Yes, there’s an obvious compromise here. Canonize her, and make her patron saint of the issues that were closest to her heart: unnecessary suffering, unsustainable overpopulation, and sexually transmitted viral epidemics.

These are issue in which, after all, the Catholic Church as a whole is a major stakeholder, so it would be useful to have a designated intercessor to interpret God’s exact wishes.

I find it implausible that a woman who built a whole complex to care for the dying couldn’t find a doctor willing to write scrips. If she didn’t find one, that wasn’t a priority for her. There are controls on the distribution of opiates in India, but they are no more onerous than in the US. (And most drugs are easier to get.)

Stipulating that she didn’t get opiates for people who needed them–did she prevent them from getting opiates that they otherwise would have gotten without her intercession? The money that would have been spent on opiates–what was it spent on instead?

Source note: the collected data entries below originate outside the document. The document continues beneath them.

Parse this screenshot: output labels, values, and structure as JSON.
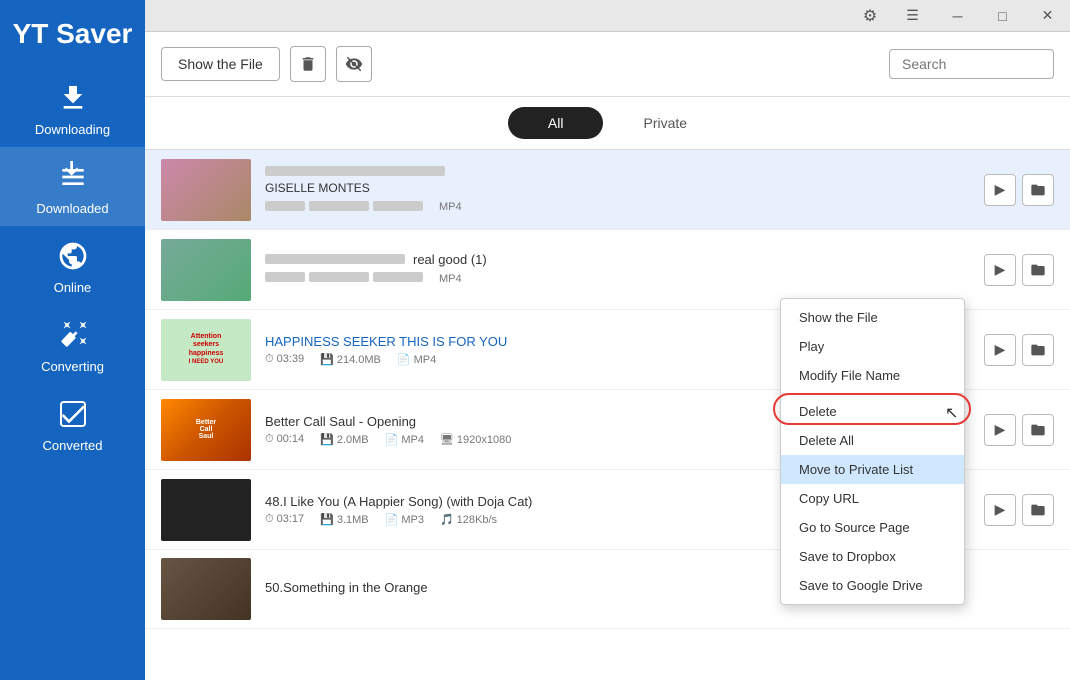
{
  "app": {
    "title": "YT Saver"
  },
  "titlebar": {
    "gear_label": "⚙",
    "menu_label": "☰",
    "minimize_label": "─",
    "maximize_label": "□",
    "close_label": "✕"
  },
  "toolbar": {
    "show_file_label": "Show the File",
    "delete_icon": "🗑",
    "settings_icon": "⊘",
    "search_placeholder": "Search"
  },
  "tabs": {
    "all_label": "All",
    "private_label": "Private"
  },
  "sidebar": {
    "items": [
      {
        "id": "downloading",
        "label": "Downloading"
      },
      {
        "id": "downloaded",
        "label": "Downloaded"
      },
      {
        "id": "online",
        "label": "Online"
      },
      {
        "id": "converting",
        "label": "Converting"
      },
      {
        "id": "converted",
        "label": "Converted"
      }
    ]
  },
  "items": [
    {
      "id": 1,
      "title_blurred": true,
      "author": "GISELLE MONTES",
      "format": "MP4",
      "thumb_type": "1"
    },
    {
      "id": 2,
      "title_suffix": "real good (1)",
      "title_blurred": true,
      "format": "MP4",
      "thumb_type": "2"
    },
    {
      "id": 3,
      "title": "HAPPINESS SEEKER THIS IS FOR YOU",
      "duration": "03:39",
      "size": "214.0MB",
      "format": "MP4",
      "thumb_type": "3"
    },
    {
      "id": 4,
      "title": "Better Call Saul - Opening",
      "duration": "00:14",
      "size": "2.0MB",
      "format": "MP4",
      "resolution": "1920x1080",
      "thumb_type": "4"
    },
    {
      "id": 5,
      "title": "48.I Like You (A Happier Song) (with Doja Cat)",
      "duration": "03:17",
      "size": "3.1MB",
      "format": "MP3",
      "bitrate": "128Kb/s",
      "thumb_type": "5"
    },
    {
      "id": 6,
      "title": "50.Something in the Orange",
      "thumb_type": "6"
    }
  ],
  "context_menu": {
    "items": [
      {
        "id": "show-file",
        "label": "Show the File",
        "divider_after": false
      },
      {
        "id": "play",
        "label": "Play",
        "divider_after": false
      },
      {
        "id": "modify-name",
        "label": "Modify File Name",
        "divider_after": true
      },
      {
        "id": "delete",
        "label": "Delete",
        "divider_after": false
      },
      {
        "id": "delete-all",
        "label": "Delete All",
        "divider_after": false
      },
      {
        "id": "move-private",
        "label": "Move to Private List",
        "highlighted": true,
        "divider_after": false
      },
      {
        "id": "copy-url",
        "label": "Copy URL",
        "divider_after": false
      },
      {
        "id": "goto-source",
        "label": "Go to Source Page",
        "divider_after": false
      },
      {
        "id": "save-dropbox",
        "label": "Save to Dropbox",
        "divider_after": false
      },
      {
        "id": "save-gdrive",
        "label": "Save to Google Drive",
        "divider_after": false
      }
    ]
  }
}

My understanding is that her effect on poor folks in India getting opiates is about the same as yours or mine. I hope you won’t demonize me for not giving opiates to poor sick people.

Of course she was in a better position to do it. But there’s a problem in which folks trying to do good get blamed for not doing enough good, and I want to be careful not to fall into that trap.

It’s not clear to me that she left Calcutta better than how she found it.

Going back to my earlier question: were there people who ate who otherwise would not have? People who got medicine (not all medicines–clearly not opiates or contraceptives–but some medicine) who otherwise would not have? People who slept under a roof who otherwise would not have?

I don’t really care about Calcutta; I care about individuals. It seems to me that many people were better for their contact with her than they otherwise would have been.

I’m surprised to hear you say this. Whenever you and I disagree about a topic I pay attention because in general I trust you thinking.

In this case I disagree. The service she provided was more or less defined as Hospice care. Hospice: a home providing care for the sick, especially the terminally ill. I think that more or less has the built in definition of needing pain medication, terminally ill situations.

I think her (stated) attitude that suffering brings people closer to God demonstrates a DEFINITE agenda. A self serving agenda.

She is not someone who refused to give a homeless person $3 and prayed for them instead. She actually ran a facility for people in need. I do not see how anyone can defend her, even to give her the “benefit of the doubt”. To me her actions (inactions) are clearly wrong, biased, and self serving.
Of course, I am highly anti religious. But my own agenda does not mitigate (correct word?) her bad actions.

1- yes, they are better inside than sleeping on the street
2- What medicine? Reports says besides aspirin (or maybe an antibiotic) they really got nothing.

In this case, I’m going to have to lean toward what was better for Calcutta. A lasting improvement in conditions there could have easily been spurred by delivering basic (by western standards) medical care and by access to contraception, things Theresa could have arranged for with the donated sums but did not.